There was a great deal of murmuring and surprise at that, but the guards stood back and the portcullis was raised. The three of them-plus one disgruntled dwarf-passed through without further incident.
Chapter Four
On a map, the fortress of Helstrow would have resembled an egg cracked open and let to spread across the top of a table. Its center, its yolk, was the inner bailey-the center of all power in Skrae. Inside a stout wall lay the homes and offices of all the court, as well as the keep and the king’s palace. The buildings there stood tall and crammed close together, some so near that a man could reach out of a window and shake his neighbor’s hand. The white of the egg-the outer bailey, which had its own wall-sprawled in all directions. The houses and workshops and churches there weren’t as tall or as densely packed, yet twenty times as many people lived there, commoners for the most part, all the servants and tradesmen and merchants who fed and clothed and tended to the highborn folk of the court. Malden tried to imagine the place in his head, to secure his first look at it so he could start to assemble a mental map of the place.

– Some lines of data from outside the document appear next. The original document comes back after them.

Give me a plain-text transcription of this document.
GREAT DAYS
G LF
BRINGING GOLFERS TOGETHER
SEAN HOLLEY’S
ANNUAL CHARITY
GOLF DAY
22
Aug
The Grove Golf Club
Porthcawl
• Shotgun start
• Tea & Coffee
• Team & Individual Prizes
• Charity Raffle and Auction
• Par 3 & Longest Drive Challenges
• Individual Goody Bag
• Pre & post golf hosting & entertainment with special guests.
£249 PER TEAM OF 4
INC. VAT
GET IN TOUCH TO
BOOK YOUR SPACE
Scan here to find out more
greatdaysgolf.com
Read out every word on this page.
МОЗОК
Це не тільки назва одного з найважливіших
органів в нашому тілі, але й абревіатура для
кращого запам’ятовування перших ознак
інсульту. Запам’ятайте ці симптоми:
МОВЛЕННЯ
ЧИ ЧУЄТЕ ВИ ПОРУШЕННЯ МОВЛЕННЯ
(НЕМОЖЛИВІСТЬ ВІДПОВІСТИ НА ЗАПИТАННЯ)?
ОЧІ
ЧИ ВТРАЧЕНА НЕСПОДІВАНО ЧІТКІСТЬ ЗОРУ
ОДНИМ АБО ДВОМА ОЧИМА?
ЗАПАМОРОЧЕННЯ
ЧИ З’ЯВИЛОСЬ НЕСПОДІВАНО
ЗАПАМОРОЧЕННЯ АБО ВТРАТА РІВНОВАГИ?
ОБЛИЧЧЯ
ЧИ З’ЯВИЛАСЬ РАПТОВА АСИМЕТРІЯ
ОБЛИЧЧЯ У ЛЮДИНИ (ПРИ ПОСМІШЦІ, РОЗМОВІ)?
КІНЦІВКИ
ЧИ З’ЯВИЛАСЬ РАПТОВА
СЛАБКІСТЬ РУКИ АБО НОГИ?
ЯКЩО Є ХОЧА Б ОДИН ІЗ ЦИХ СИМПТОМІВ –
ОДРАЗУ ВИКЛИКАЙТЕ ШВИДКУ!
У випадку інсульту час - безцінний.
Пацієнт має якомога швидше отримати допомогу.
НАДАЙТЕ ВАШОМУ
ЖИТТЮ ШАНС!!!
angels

Once they were through the gate, into the outer bailey, any thought of orienting himself was forgotten. The three riders and the dwarf were funneled into a narrow street that curled away ahead of them into a marketplace of countless stalls and small shops. Half-timbered houses loomed over it all, their upper stories leaning out over the streets to shadow the ground level. Malden was thrust immediately into a chaos of color and life, wholly unlike the placid farm country they’d traveled in for so long. His senses were assaulted and for a while all he could do was stare and try to get his bearings.